As Philadelphia tried to reestablish calm after three days of demonstrations and unrest, city health officials on Tuesday advised people who were “at or near a protest” to get tested for the coronavirus or stay home for two weeks.

While Mayor Jim Kenney has questioned whether the city has the resources to begin reopening this week, the rest of the region moved forward with plans to gradually lift stay-at-home and shutdown orders.

Officials in the four suburban Pennsylvania counties said they are on track to move out of Pennsylvania Gov. Tom Wolf’s most restrictive “red” phase and add more business activity in the intermediate “yellow” phase beginning Friday.

The state of Delaware, meanwhile, spent a second day under a limited reopening that covered beach rentals, and some restaurants and businesses. Over the next two weeks, personal care shops such as hair salons, as well as child care and camps, are slated to open with various precautions.

In New Jersey, Gov. Phil Murphy urged caution as the state prepared to allow outdoor restaurant dining and other limited commercial activity on June 15.

“Our economic restart cannot come with a restart of COVID-19,” he said.

The cautious reemergence after more than two months of staying home and social distancing reflects success in curbing coronavirus infections and deaths, as the number of confirmed cases continued to fall. Pennsylvania on Tuesday reported 612 new cases for a total of 72,894, including 5,667 deaths. New Jersey reported 708 new cases, bringing its total to 161,545, of whom 11,770 have died.

Even in hard-hit Philadelphia, the trend in recent weeks has been steadily downward. The city reported 153 new cases Tuesday, bringing the total to 23,034, including 1,290 deaths. But it remains to be seen whether the trend will reverse because of mass gatherings. Tuesday’s primary election, while conducted with precautions, brought a steady stream of voters to the polls. And peaceful protests against George Floyd’s killing at the hands of police in Minneapolis turned into days of mass riots and looting in Center City and beyond.

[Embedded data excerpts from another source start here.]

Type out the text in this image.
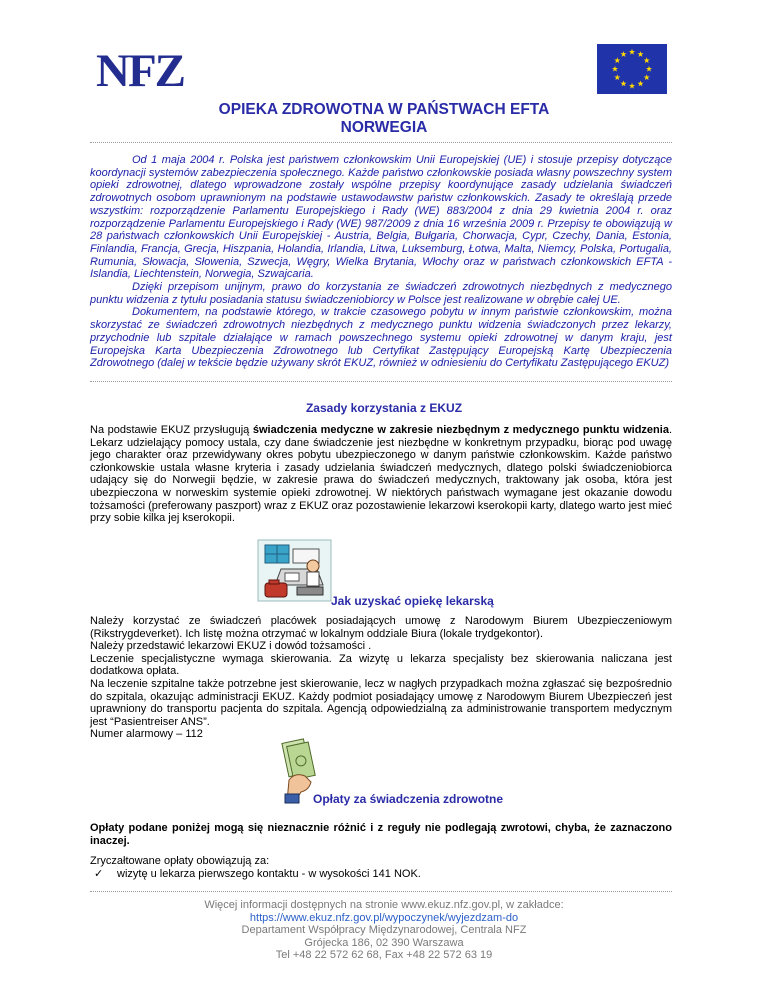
NFZ
OPIEKA ZDROWOTNA W PAŃSTWACH EFTA
NORWEGIA

Od 1 maja 2004 r. Polska jest państwem członkowskim Unii Europejskiej (UE) i stosuje przepisy dotyczące koordynacji systemów zabezpieczenia społecznego. Każde państwo członkowskie posiada własny powszechny system opieki zdrowotnej, dlatego wprowadzone zostały wspólne przepisy koordynujące zasady udzielania świadczeń zdrowotnych osobom uprawnionym na podstawie ustawodawstw państw członkowskich. Zasady te określają przede wszystkim: rozporządzenie Parlamentu Europejskiego i Rady (WE) 883/2004 z dnia 29 kwietnia 2004 r. oraz rozporządzenie Parlamentu Europejskiego i Rady (WE) 987/2009 z dnia 16 września 2009 r. Przepisy te obowiązują w 28 państwach członkowskich Unii Europejskiej - Austria, Belgia, Bułgaria, Chorwacja, Cypr, Czechy, Dania, Estonia, Finlandia, Francja, Grecja, Hiszpania, Holandia, Irlandia, Litwa, Luksemburg, Łotwa, Malta, Niemcy, Polska, Portugalia, Rumunia, Słowacja, Słowenia, Szwecja, Węgry, Wielka Brytania, Włochy oraz w państwach członkowskich EFTA - Islandia, Liechtenstein, Norwegia, Szwajcaria.

Dzięki przepisom unijnym, prawo do korzystania ze świadczeń zdrowotnych niezbędnych z medycznego punktu widzenia z tytułu posiadania statusu świadczeniobiorcy w Polsce jest realizowane w obrębie całej UE.

Dokumentem, na podstawie którego, w trakcie czasowego pobytu w innym państwie członkowskim, można skorzystać ze świadczeń zdrowotnych niezbędnych z medycznego punktu widzenia świadczonych przez lekarzy, przychodnie lub szpitale działające w ramach powszechnego systemu opieki zdrowotnej w danym kraju, jest Europejska Karta Ubezpieczenia Zdrowotnego lub Certyfikat Zastępujący Europejską Kartę Ubezpieczenia Zdrowotnego (dalej w tekście będzie używany skrót EKUZ, również w odniesieniu do Certyfikatu Zastępującego EKUZ)

Zasady korzystania z EKUZ
Na podstawie EKUZ przysługują świadczenia medyczne w zakresie niezbędnym z medycznego punktu widzenia. Lekarz udzielający pomocy ustala, czy dane świadczenie jest niezbędne w konkretnym przypadku, biorąc pod uwagę jego charakter oraz przewidywany okres pobytu ubezpieczonego w danym państwie członkowskim. Każde państwo członkowskie ustala własne kryteria i zasady udzielania świadczeń medycznych, dlatego polski świadczeniobiorca udający się do Norwegii będzie, w zakresie prawa do świadczeń medycznych, traktowany jak osoba, która jest ubezpieczona w norweskim systemie opieki zdrowotnej. W niektórych państwach wymagane jest okazanie dowodu tożsamości (preferowany paszport) wraz z EKUZ oraz pozostawienie lekarzowi kserokopii karty, dlatego warto jest mieć przy sobie kilka jej kserokopii.
Jak uzyskać opiekę lekarską

Należy korzystać ze świadczeń placówek posiadających umowę z Narodowym Biurem Ubezpieczeniowym (Rikstrygdeverket). Ich listę można otrzymać w lokalnym oddziale Biura (lokale trydgekontor).

Należy przedstawić lekarzowi EKUZ i dowód tożsamości .

Leczenie specjalistyczne wymaga skierowania. Za wizytę u lekarza specjalisty bez skierowania naliczana jest dodatkowa opłata.

Na leczenie szpitalne także potrzebne jest skierowanie, lecz w nagłych przypadkach można zgłaszać się bezpośrednio do szpitala, okazując administracji EKUZ. Każdy podmiot posiadający umowę z Narodowym Biurem Ubezpieczeń jest uprawniony do transportu pacjenta do szpitala. Agencją odpowiedzialną za administrowanie transportem medycznym jest “Pasientreiser ANS”.

Numer alarmowy – 112

Opłaty za świadczenia zdrowotne
Opłaty podane poniżej mogą się nieznacznie różnić i z reguły nie podlegają zwrotowi, chyba, że zaznaczono inaczej.
Zryczałtowane opłaty obowiązują za:
✓ wizytę u lekarza pierwszego kontaktu - w wysokości 141 NOK.
Więcej informacji dostępnych na stronie www.ekuz.nfz.gov.pl, w zakładce:
https://www.ekuz.nfz.gov.pl/wypoczynek/wyjezdzam-do
Departament Współpracy Międzynarodowej, Centrala NFZ
Grójecka 186, 02 390 Warszawa
Tel +48 22 572 62 68, Fax +48 22 572 63 19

“Those who were at or near a protest — even if they wore a mask — should follow these recommendations to combat the spread of the virus,” the Philadelphia Department of Public Health said Tuesday in a news release.

In addition to monitoring for COVID-19 symptoms, the department recommended staying home for 14 days — believed to be the maximum incubation period for infection — or getting tested after seven days.

“Those seeking testing do NOT need to identify that they were at a protest but instead should say they were near someone who may have had COVID-19,” said the advisory.

In Montgomery County, officials remained confident that businesses could proceed to the “yellow” partial-reopening phase on Friday, said Val Arkoosh, chair of the county’s board of commissioners.

While case counts and hospitalizations have been falling, the county’s testing capacity has been increasing from about 250 tests a day to 350. The county also has stepped up its ability to track and quarantine new cases that may emerge as people resume more normal activities, she said.

“We have the infrastructure in place to manage what will come next in the yellow phase,” said Arkoosh, who is a physician. “What I can’t control is people’s behavior. I am just imploring the people of Montgomery County and anyone coming here to please follow the social-distancing guidance.”

Also Tuesday, the economic fallout of the pandemic spread to the Pennsylvania Turnpike, as commissioners voted to lay off 500 fare collectors and other toll workers.

In March, the agency temporarily adopted an all-electronic, cashless toll system to prevent the spread of COVID-19. With the layoffs to begin June 18, that switch is now permanent, the agency said.

Motorists who pay through the E-ZPass system will continue to do so. Those without it will get bills in the mail, generated by automated license-plate readers.

Traffic has fallen by almost half compared with a year ago, and the agency said it also wanted to avoid having to shut down entire interchanges when a worker has tested positive for the coronavirus, according to the Associated Press.

“I deeply regret that we have reached this point, but the world has been irrevocably changed by the global pandemic,” chief executive Mark Compton said in a statement. “This pandemic had a much greater impact than anyone could have foreseen.”

Staff writer Sarah Gantz contributed to this article.